18 Nisan 2015

sen neredesin?


- sen nerdesin?
- izmir'deyim anne...
- çok özledim seni...
- bende seni özledim, gelicem yakında görüşeceğiz...
- sen nasılsın? merak ediyorum seni, işin gücün var tabi... sen iyi olda... çok özledim...

her ay uçağa atlayıp annemi görmeye gidiyorum, annem iki yıldır alzheimer...
abimlerin olduğu şehirde yaşamaya başladı.

hergün görüşürken ayda bir görüşür olduk çok özlüyor, çok merak ediyor beni...

kendisinin değil benim gittiğimi sanıyor...

yanına gittiğimde özlemle sarılıp öpüyor, gözleri doluyor, mutluluktan orada kim varsa öpmeye başlıyor, sonra sıra tekrar bana geliyor ve bir kere daha öpüyor...

benim de gözlerim doluyor...

aynı şeyleri tekrar tekrar konuşuyoruz, bizimle konuşmak istiyor ama konuşulan konular gittikçe azalıyor...

durup durup "çok mutlu ettiniz beni" diyor, onun edilgen, uslu, söz dinleyen çocuk hali içime dokunuyor... yaşlı, lekeli, buruşuk elini tutuyorum...

artık boyanmayan saçları bembeyaz olmuş, gözbebekleri soluklaşmış..

onu güldürecek şakaları tekrar tekrar yapıyoruz abimlerle, hep birlikte bir daha gülüyoruz...

geçmişi, insanları, anıları  hatırlatmaya çalışıyoruz, eski günlerden konuşmaya çalışıyoruz,

eski annemle konuşmaya çalışıyoruz...

oysa o çocuklar gibi anını yaşıyor, "çok mutlu ettiniz beni" diyor yine...

gitme vakti geliyor tekrar sarılıyoruz,

arkamızdan el sallamaya bahçeye çıkıyor...

buruk ve üzgün bakışlarla el sallıyor, içim acıyor...

ertesi gün yeniden arıyorum

"sen nerdesin? çok özledim ben seni"...


2 Nisan 2015

kırıklarını aldırdım kalbimin...


 Barbara Pingot


hayal kırıklığı : hayal ettiğin şeyi bulamamak, beklentilerinin gerçekleşmemesi, hayallerinin kırılması, un ufak olması...
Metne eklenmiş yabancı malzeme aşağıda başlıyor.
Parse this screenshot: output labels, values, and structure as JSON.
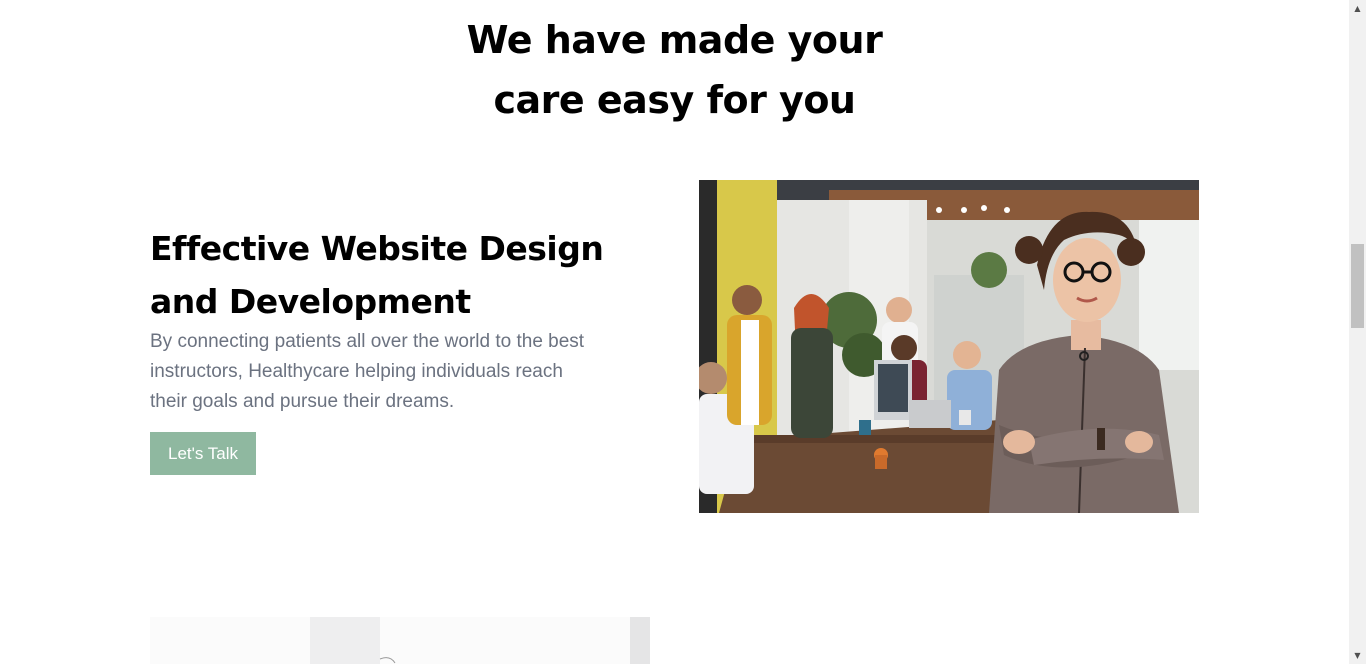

demek ki biz hep hayal ediyoruz...

okulumuzu, işimizi, eşimizi, arkadaşlarımızı hayal ediyoruz...

seçimlerimizi, insanlarla kurduğumuz  ilişkiyi, arkadaşlığı hayallerimizle dolduruyoruz...

sonra hayal ettiklerimizi bulamıyoruz ve " okulda hayal kırıklığına uğradım, işimde hayal kırıklığına uğradım, evlilikte hayal kırıklığına uğradım, beni hayal kırıklığına uğrattı" diyoruz...

demek ki sürekli hayallerde yaşıyoruz...

bir insanı tanıyoruz, ya da tanıdığımızı sanıyoruz. oysa onun hakkındaki fikrimizi biraz onun kendisi biraz da onun hakkında kurduğumuz hayaller oluşturuyor...

onun  samimi, dürüst, güvenilir, sevilir bir insan olduğunu, bize değer verdiğini hayal ediyoruz ( en azından ben hayal ediyorum/ediyormuşum)

oysa o, belki de benim hayallerimden çok uzak, çok habersiz, çok başka biri...

ben hayal ettiğim/sandığım kişi ile arkadaşlık ediyorum...

belki o da hayal ettiği/sandığı "ben" ile arkadaşlık ediyor...

belki de gerçekte birbirimizi  tanımıyoruz...

sandığımızdan çok farklı bir insan olduğu gerçeğine tosladığımız zamanlarda da "beni hayal kırıklığına uğrattı" diyoruz...

peki kim üzdü beni ?

hayal ettiğim gibi değil de kendisi gibi olduğu için "o" mu?

onunla ilgili hayaller kurup inandığım için "ben" mi?